A lot of people probably wish they could replicate the moves of famous activist investors like Carl Icahn, Bill Ackman and Daniel Loeb, fund managers who have achieved high returns by rattling the cages of corporate CEOs and boardroom members to change strategies and “focus on shareholder value.” Global X recently launched an ETF to give retail investors the ability to do just that. The Global X Guru Activist Index ETF (ACTX) gives investors access to 50 of the top equity holdings that are targets of major activist investors, without having to pay the 2 and 20 fee structure of a hedge fund. ACTX charges 75 basis points. The fund uses publicly available information from 13F and 13D filings. Top holdings include Halliburton, Microsoft and CBRE Group.
Barclays' is considering selling off its U.S. wealth management business, according to Fox Business. The publication learned that brokers at the firm are being told by their managers a sale could come soon. Barclays' America, which purchased the brokerage unit from Lehman Brothers following its bankruptcy, has seen a wave of departures in recent years. A spokeswoman for Barclays' Americas wouldn’t deny the possible move.
Some people may be getting the message about the looming “retirement crisis.” In a quarterly analysis of retirement savings accounts, Fidelity reported that the average IRA balance was $94,100 at the end of the first quarter, a new record high for the firm and up 5 percent from the previous quarter. More than 1 million workers increased their contribution rate to 401(k)s in the quarter. Since the first quarter 2014, 23 percent of employees increased their 401(k) contribution rates, a record increase for Fidelity.

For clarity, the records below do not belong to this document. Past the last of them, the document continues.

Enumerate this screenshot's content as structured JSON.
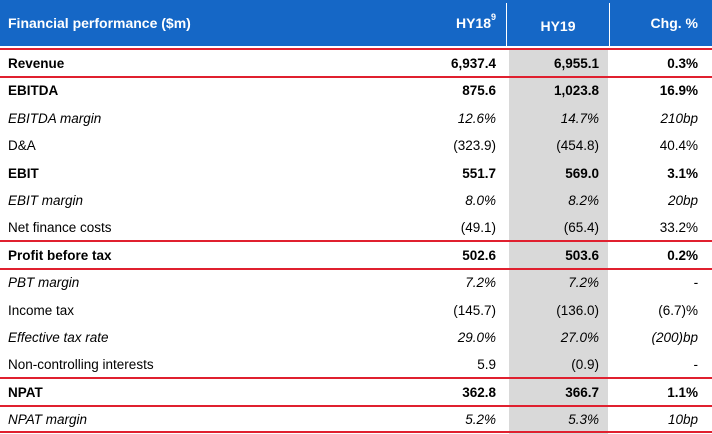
{
  "header": {
    "title": "Financial performance ($m)",
    "col1": "HY18",
    "col1_sup": "9",
    "col2": "HY19",
    "col3": "Chg. %"
  },
  "rows": [
    {
      "label": "Revenue",
      "hy18": "6,937.4",
      "hy19": "6,955.1",
      "chg": "0.3%"
    },
    {
      "label": "EBITDA",
      "hy18": "875.6",
      "hy19": "1,023.8",
      "chg": "16.9%"
    },
    {
      "label": "EBITDA margin",
      "hy18": "12.6%",
      "hy19": "14.7%",
      "chg": "210bp"
    },
    {
      "label": "D&A",
      "hy18": "(323.9)",
      "hy19": "(454.8)",
      "chg": "40.4%"
    },
    {
      "label": "EBIT",
      "hy18": "551.7",
      "hy19": "569.0",
      "chg": "3.1%"
    },
    {
      "label": "EBIT margin",
      "hy18": "8.0%",
      "hy19": "8.2%",
      "chg": "20bp"
    },
    {
      "label": "Net finance costs",
      "hy18": "(49.1)",
      "hy19": "(65.4)",
      "chg": "33.2%"
    },
    {
      "label": "Profit before tax",
      "hy18": "502.6",
      "hy19": "503.6",
      "chg": "0.2%"
    },
    {
      "label": "PBT margin",
      "hy18": "7.2%",
      "hy19": "7.2%",
      "chg": "-"
    },
    {
      "label": "Income tax",
      "hy18": "(145.7)",
      "hy19": "(136.0)",
      "chg": "(6.7)%"
    },
    {
      "label": "Effective tax rate",
      "hy18": "29.0%",
      "hy19": "27.0%",
      "chg": "(200)bp"
    },
    {
      "label": "Non-controlling interests",
      "hy18": "5.9",
      "hy19": "(0.9)",
      "chg": "-"
    },
    {
      "label": "NPAT",
      "hy18": "362.8",
      "hy19": "366.7",
      "chg": "1.1%"
    },
    {
      "label": "NPAT margin",
      "hy18": "5.2%",
      "hy19": "5.3%",
      "chg": "10bp"
    }
  ],
  "colors": {
    "header_bg": "#1567c6",
    "separator": "#e0202f",
    "hy19_shade": "#d9d9d9"
  }
}
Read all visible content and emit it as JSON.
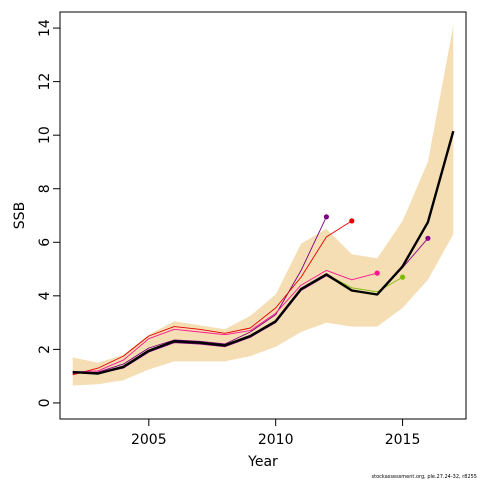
{
  "chart_data": {
    "type": "line",
    "xlabel": "Year",
    "ylabel": "SSB",
    "xlim": [
      2001.5,
      2017.5
    ],
    "ylim": [
      -0.6,
      14.6
    ],
    "x_ticks": [
      2005,
      2010,
      2015
    ],
    "y_ticks": [
      0,
      2,
      4,
      6,
      8,
      10,
      12,
      14
    ],
    "grid": false,
    "legend": "none",
    "confidence_band": {
      "color": "#f5deb3",
      "x": [
        2002,
        2003,
        2004,
        2005,
        2006,
        2007,
        2008,
        2009,
        2010,
        2011,
        2012,
        2013,
        2014,
        2015,
        2016,
        2017
      ],
      "lower": [
        0.65,
        0.7,
        0.85,
        1.25,
        1.55,
        1.55,
        1.55,
        1.75,
        2.1,
        2.65,
        3.0,
        2.85,
        2.85,
        3.55,
        4.6,
        6.3
      ],
      "upper": [
        1.7,
        1.5,
        1.8,
        2.55,
        3.05,
        2.9,
        2.75,
        3.25,
        4.05,
        5.95,
        6.5,
        5.55,
        5.4,
        6.8,
        9.0,
        14.1
      ]
    },
    "series": [
      {
        "color": "#800080",
        "x": [
          2002,
          2003,
          2004,
          2005,
          2006,
          2007,
          2008,
          2009,
          2010,
          2011,
          2012
        ],
        "values": [
          1.1,
          1.15,
          1.45,
          2.05,
          2.35,
          2.3,
          2.2,
          2.65,
          3.3,
          4.95,
          6.95
        ]
      },
      {
        "color": "#e60000",
        "x": [
          2002,
          2003,
          2004,
          2005,
          2006,
          2007,
          2008,
          2009,
          2010,
          2011,
          2012,
          2013
        ],
        "values": [
          1.05,
          1.3,
          1.75,
          2.5,
          2.85,
          2.75,
          2.6,
          2.8,
          3.55,
          4.7,
          6.2,
          6.8
        ]
      },
      {
        "color": "#ff1493",
        "x": [
          2002,
          2003,
          2004,
          2005,
          2006,
          2007,
          2008,
          2009,
          2010,
          2011,
          2012,
          2013,
          2014
        ],
        "values": [
          1.15,
          1.2,
          1.6,
          2.4,
          2.75,
          2.65,
          2.55,
          2.7,
          3.35,
          4.4,
          4.95,
          4.6,
          4.85
        ]
      },
      {
        "color": "#7cbb00",
        "x": [
          2002,
          2003,
          2004,
          2005,
          2006,
          2007,
          2008,
          2009,
          2010,
          2011,
          2012,
          2013,
          2014,
          2015
        ],
        "values": [
          1.15,
          1.1,
          1.35,
          1.95,
          2.3,
          2.25,
          2.15,
          2.5,
          3.05,
          4.25,
          4.8,
          4.3,
          4.15,
          4.7
        ]
      },
      {
        "color": "#8b008b",
        "x": [
          2002,
          2003,
          2004,
          2005,
          2006,
          2007,
          2008,
          2009,
          2010,
          2011,
          2012,
          2013,
          2014,
          2015,
          2016
        ],
        "values": [
          1.15,
          1.1,
          1.3,
          1.9,
          2.25,
          2.2,
          2.1,
          2.45,
          3.0,
          4.2,
          4.75,
          4.2,
          4.05,
          5.05,
          6.15
        ]
      },
      {
        "color": "#000000",
        "bold": true,
        "x": [
          2002,
          2003,
          2004,
          2005,
          2006,
          2007,
          2008,
          2009,
          2010,
          2011,
          2012,
          2013,
          2014,
          2015,
          2016,
          2017
        ],
        "values": [
          1.15,
          1.1,
          1.35,
          1.95,
          2.3,
          2.25,
          2.15,
          2.5,
          3.05,
          4.25,
          4.8,
          4.2,
          4.05,
          5.1,
          6.75,
          10.15
        ]
      }
    ],
    "footnote": "stockassessment.org, ple.27.24-32, r8255"
  }
}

While millionaires feel like they're in a rat race and can't ever seem to get ahead, those with less net worth care more about their health and that of their spouse than their finances. According to a new Spectrem Group study of non-millionaire households (those with at least $100,000 in net worth), 63 percent are more focused on health than money. Those with less in the bank also worry more about their future and whether they'll wind up in an old-age home, while millionaires are more worried about their children's or grandchildren's finances. Forty percent also worry about the potential that they or their spouse could lose their job and how they're going to afford college for their children.